0
votes

I'm using BeautifulSoup and trying to read a site which is written in hebrew and encoded in windows-1255 according to this line:

<meta http-EQUIV="Content-Type" Content="text/html; charset=windows-1255">

when I'm trying to encode it, I get the following error:

> UnicodeEncodeError: 'charmap' codec can't encode characters in position 6949-6950: character maps to <undefined>

The code:

from bs4 import BeautifulSoup
import requests

r = requests.get('http://www.plonter.co.il')
soup = BeautifulSoup(r.text)
print soup.prettify().encode('windows-1255') 
1

1 Answers

2
votes

If the site is already encoded in windows-1255 you should decode it to get unicode or just use it with the current encoding.
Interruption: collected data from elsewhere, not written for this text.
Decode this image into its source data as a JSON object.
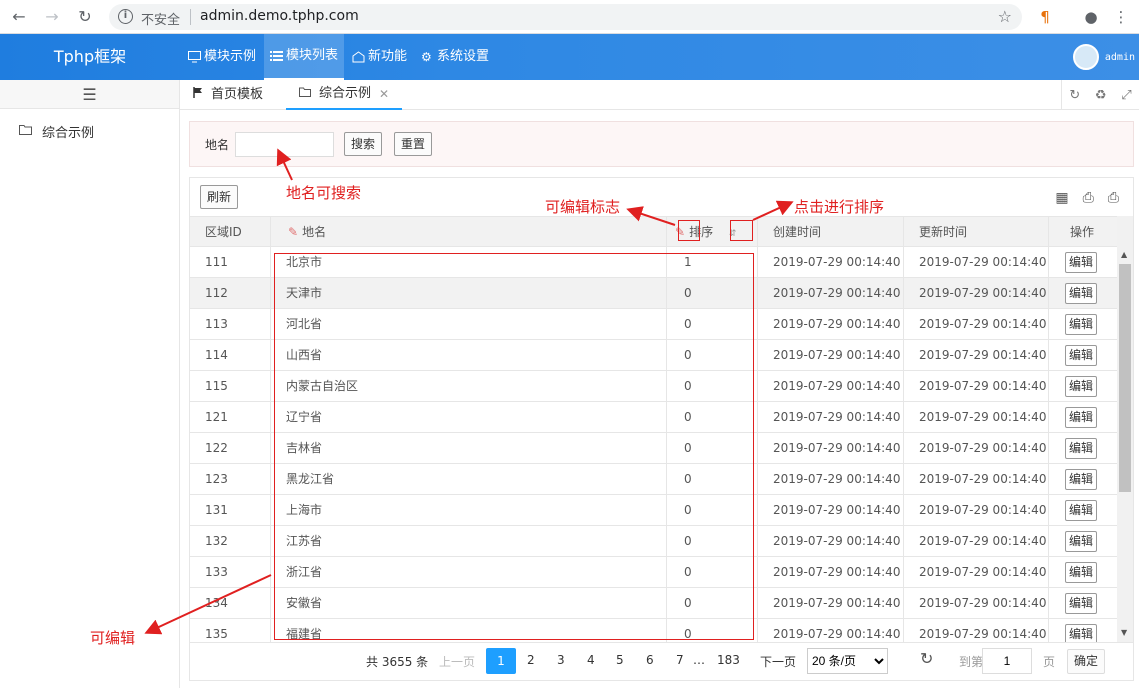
{
  "browser": {
    "security_label": "不安全",
    "url": "admin.demo.tphp.com"
  },
  "header": {
    "brand": "Tphp框架",
    "menu": [
      {
        "label": "模块示例",
        "icon": "monitor-icon"
      },
      {
        "label": "模块列表",
        "icon": "list-icon"
      },
      {
        "label": "新功能",
        "icon": "chat-icon"
      },
      {
        "label": "系统设置",
        "icon": "gear-icon"
      }
    ],
    "username": "admin"
  },
  "sidebar": {
    "items": [
      {
        "label": "综合示例",
        "icon": "folder-icon"
      }
    ]
  },
  "tabs": [
    {
      "label": "首页模板",
      "icon": "flag-icon"
    },
    {
      "label": "综合示例",
      "icon": "folder-icon",
      "active": true
    }
  ],
  "search": {
    "label": "地名",
    "value": "",
    "search_button": "搜索",
    "reset_button": "重置"
  },
  "toolbar": {
    "refresh_button": "刷新"
  },
  "table": {
    "columns": [
      "区域ID",
      "地名",
      "排序",
      "创建时间",
      "更新时间",
      "操作"
    ],
    "edit_label": "编辑",
    "rows": [
      [
        "111",
        "北京市",
        "1",
        "2019-07-29 00:14:40",
        "2019-07-29 00:14:40"
      ],
      [
        "112",
        "天津市",
        "0",
        "2019-07-29 00:14:40",
        "2019-07-29 00:14:40"
      ],
      [
        "113",
        "河北省",
        "0",
        "2019-07-29 00:14:40",
        "2019-07-29 00:14:40"
      ],
      [
        "114",
        "山西省",
        "0",
        "2019-07-29 00:14:40",
        "2019-07-29 00:14:40"
      ],
      [
        "115",
        "内蒙古自治区",
        "0",
        "2019-07-29 00:14:40",
        "2019-07-29 00:14:40"
      ],
      [
        "121",
        "辽宁省",
        "0",
        "2019-07-29 00:14:40",
        "2019-07-29 00:14:40"
      ],
      [
        "122",
        "吉林省",
        "0",
        "2019-07-29 00:14:40",
        "2019-07-29 00:14:40"
      ],
      [
        "123",
        "黑龙江省",
        "0",
        "2019-07-29 00:14:40",
        "2019-07-29 00:14:40"
      ],
      [
        "131",
        "上海市",
        "0",
        "2019-07-29 00:14:40",
        "2019-07-29 00:14:40"
      ],
      [
        "132",
        "江苏省",
        "0",
        "2019-07-29 00:14:40",
        "2019-07-29 00:14:40"
      ],
      [
        "133",
        "浙江省",
        "0",
        "2019-07-29 00:14:40",
        "2019-07-29 00:14:40"
      ],
      [
        "134",
        "安徽省",
        "0",
        "2019-07-29 00:14:40",
        "2019-07-29 00:14:40"
      ],
      [
        "135",
        "福建省",
        "0",
        "2019-07-29 00:14:40",
        "2019-07-29 00:14:40"
      ]
    ]
  },
  "pagination": {
    "total": "共 3655 条",
    "prev": "上一页",
    "pages": [
      "1",
      "2",
      "3",
      "4",
      "5",
      "6",
      "7"
    ],
    "ellipsis": "…",
    "last": "183",
    "next": "下一页",
    "page_size": "20 条/页",
    "goto_label": "到第",
    "goto_value": "1",
    "page_unit": "页",
    "confirm": "确定"
  },
  "annotations": {
    "searchable": "地名可搜索",
    "editable_mark": "可编辑标志",
    "click_sort": "点击进行排序",
    "editable": "可编辑"
  },
  "colors": {
    "header": "#2e88e4",
    "accent": "#1e9fff",
    "annotation": "#e02020"
  }
}
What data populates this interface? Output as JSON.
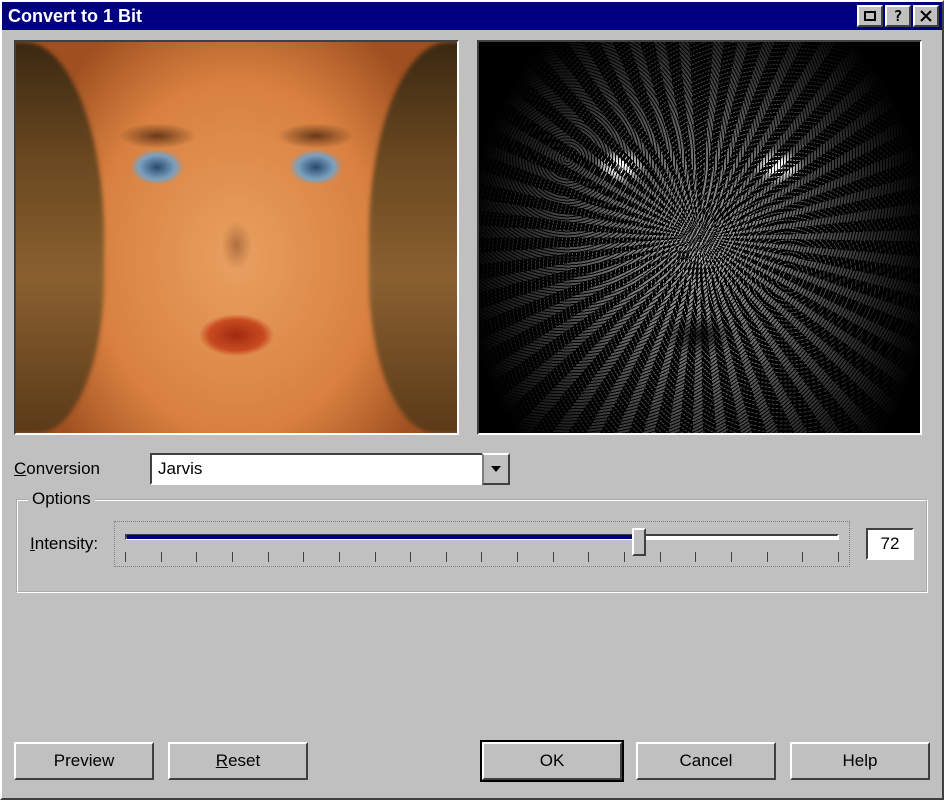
{
  "window": {
    "title": "Convert to 1 Bit"
  },
  "conversion": {
    "label": "Conversion",
    "label_accel": "C",
    "value": "Jarvis"
  },
  "options": {
    "legend": "Options",
    "intensity_label": "Intensity:",
    "intensity_accel": "I",
    "intensity_value": 72,
    "intensity_min": 0,
    "intensity_max": 100,
    "tick_count": 21
  },
  "buttons": {
    "preview": "Preview",
    "reset": "Reset",
    "reset_accel": "R",
    "ok": "OK",
    "cancel": "Cancel",
    "help": "Help"
  },
  "titlebar_icons": {
    "restore": "restore-icon",
    "help": "help-icon",
    "close": "close-icon"
  }
}
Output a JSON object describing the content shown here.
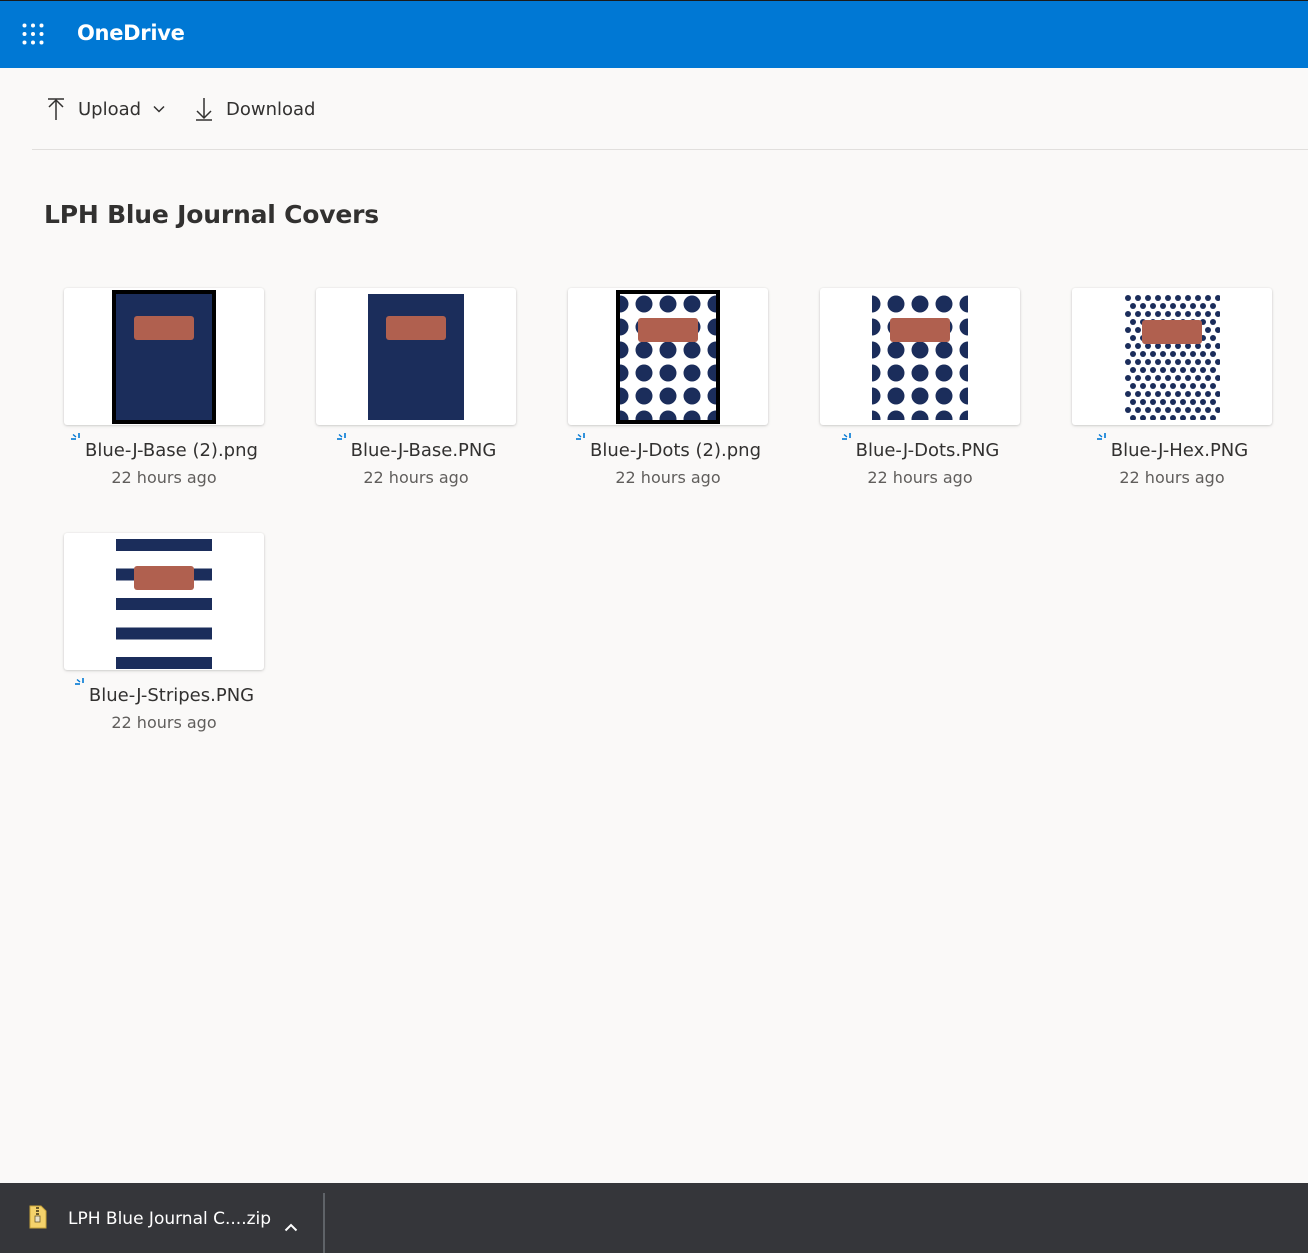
{
  "app": {
    "name": "OneDrive",
    "accent_color": "#0078d4",
    "launcher_icon": "waffle-icon"
  },
  "toolbar": {
    "upload_label": "Upload",
    "upload_icon": "upload-arrow-icon",
    "upload_menu_icon": "chevron-down-icon",
    "download_label": "Download",
    "download_icon": "download-arrow-icon"
  },
  "folder": {
    "title": "LPH Blue Journal Covers"
  },
  "files": [
    {
      "name": "Blue-J-Base (2).png",
      "modified": "22 hours ago",
      "pattern": "base-framed"
    },
    {
      "name": "Blue-J-Base.PNG",
      "modified": "22 hours ago",
      "pattern": "base"
    },
    {
      "name": "Blue-J-Dots (2).png",
      "modified": "22 hours ago",
      "pattern": "dots-framed"
    },
    {
      "name": "Blue-J-Dots.PNG",
      "modified": "22 hours ago",
      "pattern": "dots"
    },
    {
      "name": "Blue-J-Hex.PNG",
      "modified": "22 hours ago",
      "pattern": "hex"
    },
    {
      "name": "Blue-J-Stripes.PNG",
      "modified": "22 hours ago",
      "pattern": "stripes"
    }
  ],
  "colors": {
    "navy": "#1b2d5b",
    "label": "#b0604f",
    "sync_icon": "#0078d4"
  },
  "download_shelf": {
    "file_name": "LPH Blue Journal C....zip",
    "file_icon": "zip-archive-icon",
    "expand_icon": "chevron-up-icon"
  }
}
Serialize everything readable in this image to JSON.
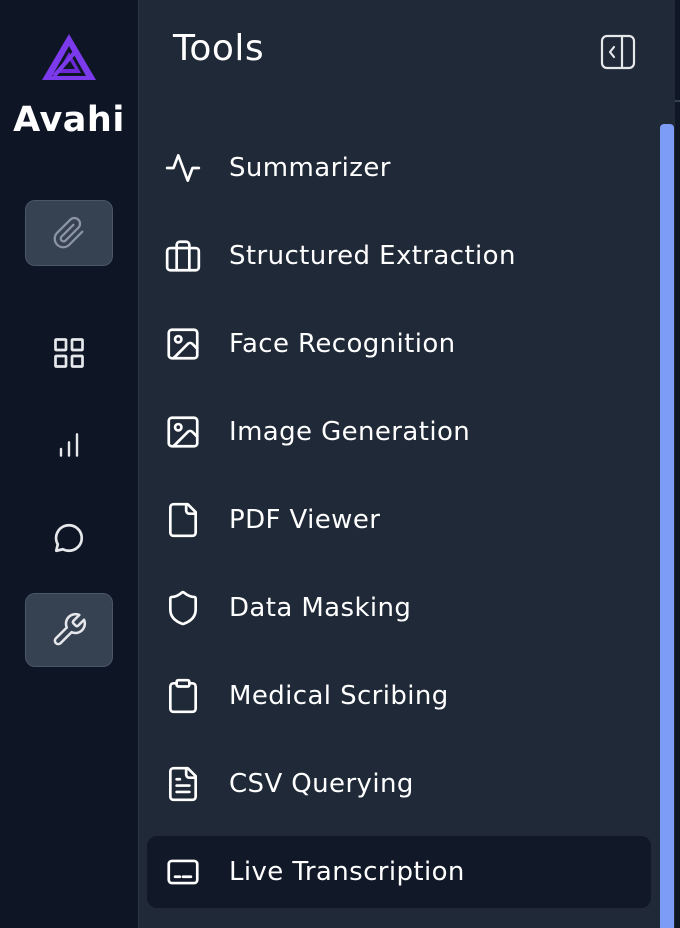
{
  "brand": {
    "name": "Avahi",
    "logo_icon": "avahi-triangle-logo",
    "logo_color": "#7c3aed"
  },
  "rail": {
    "items": [
      {
        "id": "attach",
        "icon": "paperclip-icon",
        "boxed": true
      },
      {
        "id": "dashboard",
        "icon": "grid-icon",
        "boxed": false
      },
      {
        "id": "analytics",
        "icon": "bar-chart-icon",
        "boxed": false
      },
      {
        "id": "chat",
        "icon": "chat-bubble-icon",
        "boxed": false
      },
      {
        "id": "tools",
        "icon": "wrench-icon",
        "boxed": true
      }
    ]
  },
  "panel": {
    "title": "Tools",
    "collapse_icon": "panel-collapse-icon",
    "items": [
      {
        "label": "Summarizer",
        "icon": "activity-icon",
        "active": false
      },
      {
        "label": "Structured Extraction",
        "icon": "briefcase-icon",
        "active": false
      },
      {
        "label": "Face Recognition",
        "icon": "image-icon",
        "active": false
      },
      {
        "label": "Image Generation",
        "icon": "image-icon",
        "active": false
      },
      {
        "label": "PDF Viewer",
        "icon": "file-icon",
        "active": false
      },
      {
        "label": "Data Masking",
        "icon": "shield-icon",
        "active": false
      },
      {
        "label": "Medical Scribing",
        "icon": "clipboard-icon",
        "active": false
      },
      {
        "label": "CSV Querying",
        "icon": "file-text-icon",
        "active": false
      },
      {
        "label": "Live Transcription",
        "icon": "captions-icon",
        "active": true
      }
    ]
  },
  "colors": {
    "rail_bg": "#0e1625",
    "panel_bg": "#1f2937",
    "active_item_bg": "#111827",
    "rail_button_bg": "#364152",
    "scrollbar": "#7c9cf5",
    "text": "#ffffff"
  }
}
--edit I didn't know r.text was already decoded.

>>> import requests
>>> r = requests.get('http://www.plonter.co.il')
>>> isinstance(r.text, unicode)
True
>>> isinstance(r.content, unicode)
False
>>> isinstance(r.content, str)
True
>>> r.encoding
'ISO-8859-1'
>>> r.content.decode(r.encoding).encode('utf-8')  # works
>>> r.content.decode(r.encoding).encode('windows-1255') # fails
>>> r.content.decode(r.encoding).encode('windows-1255', 'ignore'). # works
>>> r.content.decode(r.encoding).encode('windows-1252') # works

So, I think you got the encoding "wrong". 'windows-1255' can't handle the content encode without errors. On the other hand 'utf-8', 'iso-8859-1' and 'windows-1252' seem to be able to handle it.

>>> r.content.decode(r.encoding) == r.text
True